The company I work for, Grakn Labs (grakn.ai), builds a database that does datalog + negation type rules! You can add/remove data as you go, and also add/remove rules in the schema over time. The terminology the post here uses is different from ours, but roughly we do "Backward-chaining", which starts from the query to the set of facts that are inserted, which the article calls "top-down".


Do you handle incremental changes to the input data? Because that's the major selling point of DDlog: low-latency responses to changes in inputs.


We don't do this right now - optimising for incremental changes is actually better done by maintaining forward-chaining inferences (like the OP) rather than backward chaining, and then invalidating and updating just the inferences that have modified dependencies. Which you want depends on use case often: if you have often changing data backward chaining is generally better, but if it's largely static you can get large performance wins by materialising all the inferences, once, via forward-chaining.


Isn’t datalog with backward chaining just prolog? Datalog was known for forward chaining (bottom up) while prolog was known for backward chaining, datalog with backward chaining sounds like a misnomer.

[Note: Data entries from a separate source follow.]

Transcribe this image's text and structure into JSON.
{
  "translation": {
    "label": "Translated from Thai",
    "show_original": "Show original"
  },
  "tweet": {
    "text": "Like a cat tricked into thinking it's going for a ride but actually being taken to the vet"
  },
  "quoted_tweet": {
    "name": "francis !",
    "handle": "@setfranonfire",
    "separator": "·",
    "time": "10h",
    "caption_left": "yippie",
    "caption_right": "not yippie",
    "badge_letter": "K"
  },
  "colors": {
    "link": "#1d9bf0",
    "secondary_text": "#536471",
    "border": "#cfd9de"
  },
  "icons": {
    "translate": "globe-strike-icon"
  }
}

You're not wrong - the other big difference between datalog and prolog is that datalog is a subset of prolog's functionality that enables forward-chaining to be safe (gets trickier with negation for example). I was mostly referring to the fact that Graql implements datalog semantics/capabilities, plus negation - but the execution strategy is backward-chaining.


This gives you dynamic facts, feed-forward rule application, and soon even dynamic rules.

It doesn't actually care much about the number of rules, and more about how much memory it costs to materialize them. There are delta-join techniques to do at least most of that in linear memory (w.r.t. input size) though, and DDlog has at least experimental support for them.


It's great to see differential-dataflow and timely-dataflow (both by Frank McSherry) come to life recently with this and materialize.com


Aside from their custom syntax in DDlog, how much semantic overlap is there with the query language of Datomic/Crux/Datalevin/Datascript flavour? Apart from the differential features. This one seems to be big on static type definitions at least.

edit: I guess this explains some of the static nature: "A DDlog program is compiled into a Rust library"


You don't really use dynamic datalog queries with DDlog. Instead you write rules that handle your queries in a streaming fashion ("prepare" statement at compile time, stream tuples of parameters at runtime and listen for outputs), if you can't afford to keep a materialized view up-to-date that turns your queries into simple KV-lookup operations.

But, do not worry: Support for run-time rule updates is in the works and would allow for arbitrary dynamic datalog queries.


So could you use this to implement always-up-to-date materialized views in Postgres? It says it uses relational data for inputs and outputs. It says it operates in-memory but also that it starts up from a set of known facts (which sounds like it could just read the current matview at startup). This would be a really cool extension for someone to build!


Yes. Almost exactly what you're describing exists [0] already.

[0]: https://materialize.com/


Looks like it’s Postgres protocol compatible rather than running as a Postgres extension?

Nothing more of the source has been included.